Witold Bahrke,  Senior-Makro-Stratege  bei Nordea Asset Management

Witold Bahrke, Senior-Makro-Stratege bei Nordea Asset Management

Die großen Zentralbanken dieser Welt verlassen die Einbahnstraße einer extrem lockeren Geldpolitik. Dieser Regimewechsel hat entscheidende Folgen für Investoren.
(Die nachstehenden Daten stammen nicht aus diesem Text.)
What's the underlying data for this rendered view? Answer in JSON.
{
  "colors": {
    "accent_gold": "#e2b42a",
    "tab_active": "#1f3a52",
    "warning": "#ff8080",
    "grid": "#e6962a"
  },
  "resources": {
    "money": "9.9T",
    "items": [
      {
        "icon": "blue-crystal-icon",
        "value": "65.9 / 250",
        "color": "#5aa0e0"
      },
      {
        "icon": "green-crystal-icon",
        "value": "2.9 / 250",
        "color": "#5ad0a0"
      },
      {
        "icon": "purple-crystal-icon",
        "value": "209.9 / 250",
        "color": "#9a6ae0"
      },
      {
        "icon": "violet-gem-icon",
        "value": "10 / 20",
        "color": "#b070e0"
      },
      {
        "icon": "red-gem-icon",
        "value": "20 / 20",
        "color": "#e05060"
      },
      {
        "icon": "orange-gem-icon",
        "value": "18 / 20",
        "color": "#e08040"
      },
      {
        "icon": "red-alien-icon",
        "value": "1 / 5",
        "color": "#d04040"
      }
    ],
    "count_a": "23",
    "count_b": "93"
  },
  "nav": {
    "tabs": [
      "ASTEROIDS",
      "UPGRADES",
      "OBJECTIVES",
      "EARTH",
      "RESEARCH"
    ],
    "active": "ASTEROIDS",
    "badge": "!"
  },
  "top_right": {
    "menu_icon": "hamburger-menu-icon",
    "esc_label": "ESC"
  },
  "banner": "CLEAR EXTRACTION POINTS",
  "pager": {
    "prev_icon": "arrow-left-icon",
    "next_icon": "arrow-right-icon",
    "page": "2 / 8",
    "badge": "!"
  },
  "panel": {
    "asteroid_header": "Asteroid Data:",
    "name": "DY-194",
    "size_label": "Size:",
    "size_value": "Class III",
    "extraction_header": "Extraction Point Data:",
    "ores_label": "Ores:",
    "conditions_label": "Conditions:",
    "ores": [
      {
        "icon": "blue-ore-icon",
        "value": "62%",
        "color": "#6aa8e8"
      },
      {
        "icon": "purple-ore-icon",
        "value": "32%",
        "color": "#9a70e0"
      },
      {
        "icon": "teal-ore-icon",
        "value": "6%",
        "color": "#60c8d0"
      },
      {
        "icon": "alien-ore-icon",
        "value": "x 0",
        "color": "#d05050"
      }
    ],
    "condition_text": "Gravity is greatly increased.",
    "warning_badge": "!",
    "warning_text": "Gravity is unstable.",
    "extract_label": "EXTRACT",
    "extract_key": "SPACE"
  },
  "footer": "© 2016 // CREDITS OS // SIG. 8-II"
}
Die Zentralbankdominanz in Form einer extrem lockeren Geldpolitik war seit der Finanzkrise Garant für Makro- und Marktstabilität.

 Das Ende dieser Dominanz könnte kurzfristig mehr Marktvolatilität bedeuten, langfristig aber für mehr Stabilität sorgen: Wenn Volkswirtschaften heiß laufen, verhindern moderate geldpolitische Straffungen Marktexzesse und reduzieren volkswirtschaftliche Ungleichgewichte, was den Aufschwung verlängern könnte.

Der endgültige Markteffekt des Regimewechsels wird jedoch von der fiskalen Reaktion abhängen. Maßnahmen wie Trumps geplante Steuersenkungen würden den geldpolitischen Regimewechsel schmerzhaft gestalten.

Wenn Volkswirtschaften an ihre Kapazitätsgrenzen stoßen, führen fiskale Ankurbelungsmaßnahmen zu Überhitzungen. Inflationsgefahren zwängen Zentralbanken zu übermäßigen Straffungen. In einem schwachen Wachstumsumfeld würde dies einen Konjunkturabschwung bedeuten. Die Aktienhausse würde sich dem Ende nähern.

Fazit: Wenn das Ende der Zentralbankdominanz von fiskaler Dominanz abgelöst wird, würde eine übermäßige geldpolitische Straffung der Aktienhausse den Garaus bereiten. Weniger ist deshalb mehr, wenn es um Steuersenkungen et cetera geht, trotz des kurzfristigen Enttäuschungspotenzials.